Муссака выгнали из предпоследнего класса колледжа. Не за слабую успеваемость, не за шалости и не за неоплаченное обучение. Деньги у него были — мать держала столовую в центре города. В глазах правительства Муссак был оппозиционером, в ученической газете он издевался над необразованностью чиновников министерства просвещения, в своих эпиграммах между строк сожалел о судьбе несчастной Эстонии, культурой которой руководят пошехонцы. Министр просвещения потребовал извинений и вызвал Муссака к себе. Альфред, конечно, извинился, сообщил письменно, что заболел корью. На решение педагогического совета ему было наплевать. Он гулял перед гимназией с тростью в руке или сидел в кафе, писал свои вирши на узкой полоске обоев, свернутой в трубку.

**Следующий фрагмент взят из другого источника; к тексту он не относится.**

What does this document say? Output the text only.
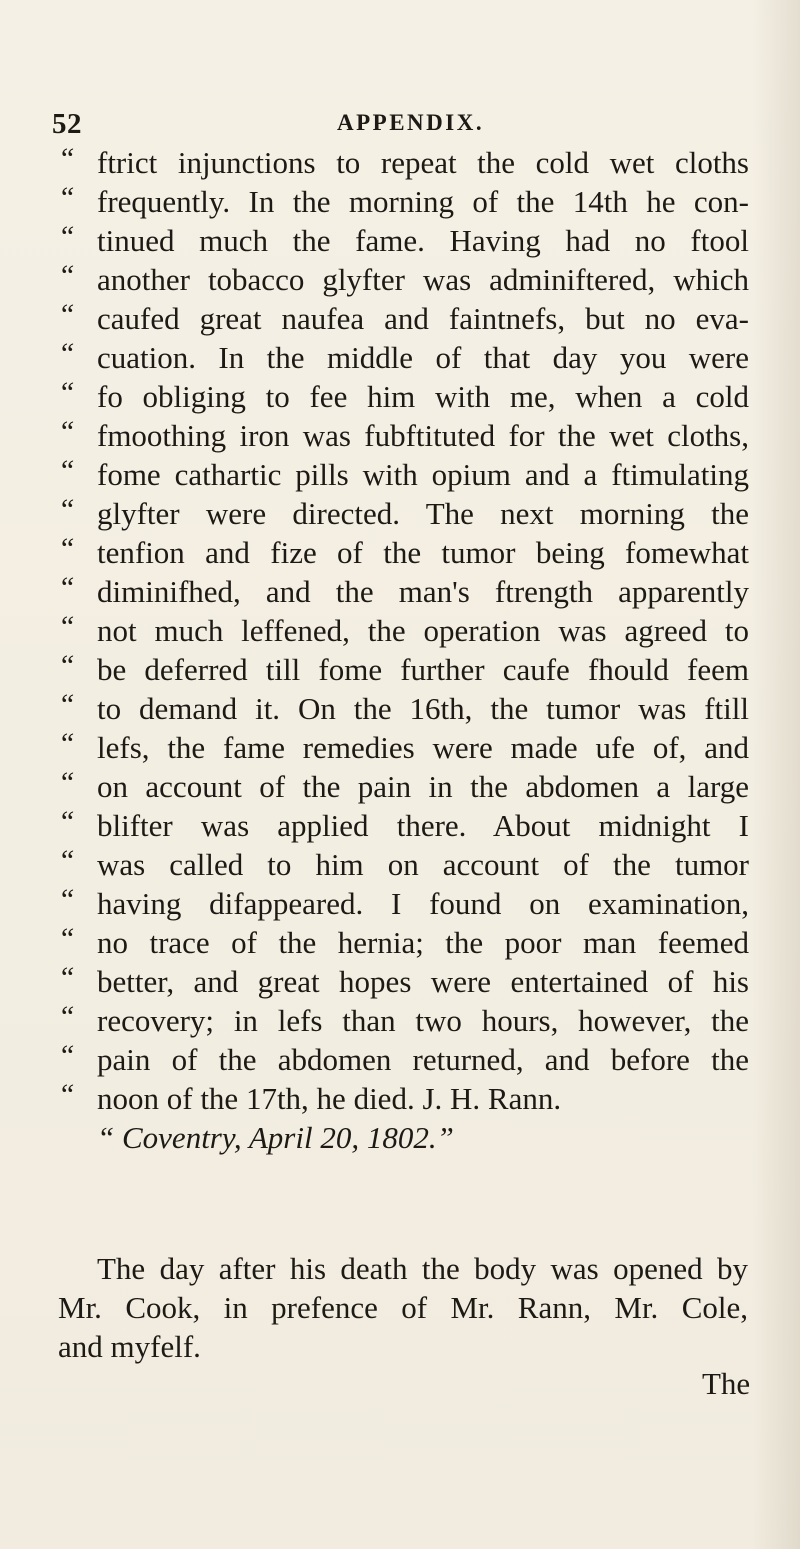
52	APPENDIX.
“ ftrict injunctions to repeat the cold wet cloths
“ frequently. In the morning of the 14th he con-
“ tinued much the fame. Having had no ftool
“ another tobacco glyfter was adminiftered, which
“ caufed great naufea and faintnefs, but no eva-
“ cuation. In the middle of that day you were
“ fo obliging to fee him with me, when a cold
“ fmoothing iron was fubftituted for the wet cloths,
“ fome cathartic pills with opium and a ftimulating
“ glyfter were directed. The next morning the
“ tenfion and fize of the tumor being fomewhat
“ diminifhed, and the man's ftrength apparently
“ not much leffened, the operation was agreed to
“ be deferred till fome further caufe fhould feem
“ to demand it. On the 16th, the tumor was ftill
“ lefs, the fame remedies were made ufe of, and
“ on account of the pain in the abdomen a large
“ blifter was applied there. About midnight I
“ was called to him on account of the tumor
“ having difappeared. I found on examination,
“ no trace of the hernia; the poor man feemed
“ better, and great hopes were entertained of his
“ recovery; in lefs than two hours, however, the
“ pain of the abdomen returned, and before the
“ noon of the 17th, he died. J. H. Rann.
“ Coventry, April 20, 1802.”
The day after his death the body was opened by
Mr. Cook, in prefence of Mr. Rann, Mr. Cole,
and myfelf.
The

Кристина никогда не могла понять чудака. Кто он и чего добивается? Диктатура Пятса была не по нем, в дни июньского переворота он ходил под красными знаменами, с красным платком в нагрудном кармане и без галстука.

Накануне войны он уже громко хвалил фашистов.

Однажды на вечере «Миланга» Альфред спросил Кристину:

— Вы, конечно, тоже пишете стихи?

Кристина хотела произвести впечатление.

— О, немножко… — соврала она. Но этого невинного, кокетливого «немножко» было достаточно, чтобы возбудить любопытство Муссака. И Кристине пришлось их написать. Она пыталась подражать поэтам «Миланга», но у нее ничего не выходило. Тогда она набрела на счастливую идею — выписать интересные фразы из романов и повестей. Так родилось первое стихотворение. Теперь Кристина помнила из него лишь две последние строчки:

Душу и смысл искала, но себя обрела

в индигово-синем аду!

Муссак снял с носа очки, потер глаза и сказал три слова:

— Эффектно! Психологически обосновано.

Он стал уговаривать Кристину выступить с этим на следующем вечере, но она стеснялась. Стихотворение прочла другая девушка, худая, с усталым лицом и загробным голосом.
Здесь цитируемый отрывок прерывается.